The polls of March 2004 put Carod Rovira in the best way to reinforce his position and to fulfil his commitments agreed in the Perpignan meeting: thanks to his 8 representatives, he has been able to support Zapatero and his Government, and in exchange he has been reaching more and more commitments from him in the benefit of nationalist cause in general and ETA in particular.
One of those benefits consisted in the non-execution of the Political Parties Law against the political branch of ETA, called Batasuna. According to this law, approved by former Partido Popular lawmakers, the Government, by means of the General Attorney, is able to ban any Political Party which could be supposed to back terrorist groups. But, in the regional polls held in Basque Country in April 2005, Batasuna took part with a blank brand called Communist Party of the Basque Land (PCTV), and in spite of the evidences linking it to ETA, Spanish Government did not hindered the candidature of PCTV to the polls in any way.

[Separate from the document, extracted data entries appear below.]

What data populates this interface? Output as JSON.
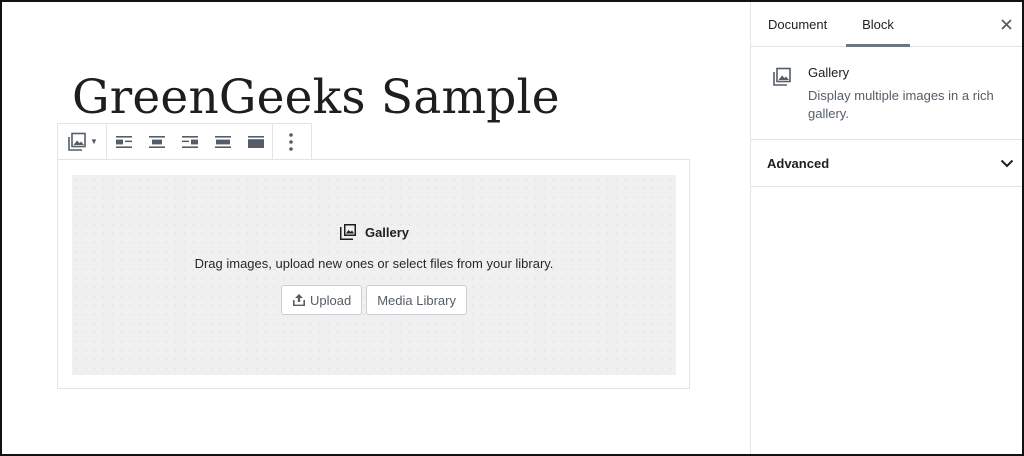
{
  "editor": {
    "post_title": "GreenGeeks Sample",
    "toolbar": {
      "block_type_icon": "gallery-icon",
      "alignments": [
        "align-left-icon",
        "align-center-icon",
        "align-right-icon",
        "align-wide-icon",
        "align-full-icon"
      ],
      "more_icon": "more-vertical-icon"
    },
    "gallery_placeholder": {
      "icon": "gallery-icon",
      "label": "Gallery",
      "instructions": "Drag images, upload new ones or select files from your library.",
      "upload_label": "Upload",
      "media_library_label": "Media Library"
    }
  },
  "sidebar": {
    "tabs": [
      {
        "label": "Document",
        "active": false
      },
      {
        "label": "Block",
        "active": true
      }
    ],
    "close_icon": "close-icon",
    "block_card": {
      "icon": "gallery-icon",
      "title": "Gallery",
      "description": "Display multiple images in a rich gallery."
    },
    "panels": [
      {
        "title": "Advanced",
        "expanded": false,
        "icon": "chevron-down-icon"
      }
    ]
  }
}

After that, Zapatero’s Government presented to the Parliament an initiative to start peace talks with ETA, making benefit of what Zapatero called a tacit truce that ETA could have declared. However, ETA itself has been setting low power bombs all over Spain even during the last weeks, demonstrating that they are operative and willing to put the gun on the table as a negotiating argument. Blind to the evidences, Zapatero is still defending the possibility to end up Basque terrorism by dialogue and with no need to pay political prize for that.
Yesterday, ETA has openly shown[iv]
its point of view on that all through a letter published in Gara – the left wing newspaper which backs Basque nationalism. In the letter, the terrorist group claims responsibility of the last bombings, confirms its will to start peace talks with the Spanish Government, but denies any possibility of truce – i. e. the gun is still on the table and reiterates its final goal of achieving the independence of Basque Region from the rest of Spain.
Mariano Rajoy, leader of conservative Partido Popular, has asked Zapatero to recognize that ETA has not changed its goals, nor its strategy in the last 20 years, and that only the steadiness policy carried out by previous Government has achieved real results in the fight against terrorism. No official response has been issued from Zapatero’s Government yet.
Let us hope that Government will listen to the street voice and will turn back to the firmness policy based both in legal and police efforts – otherwise, Spain will fall in the trap and will go to the talk with the terrorists’ gun on the table.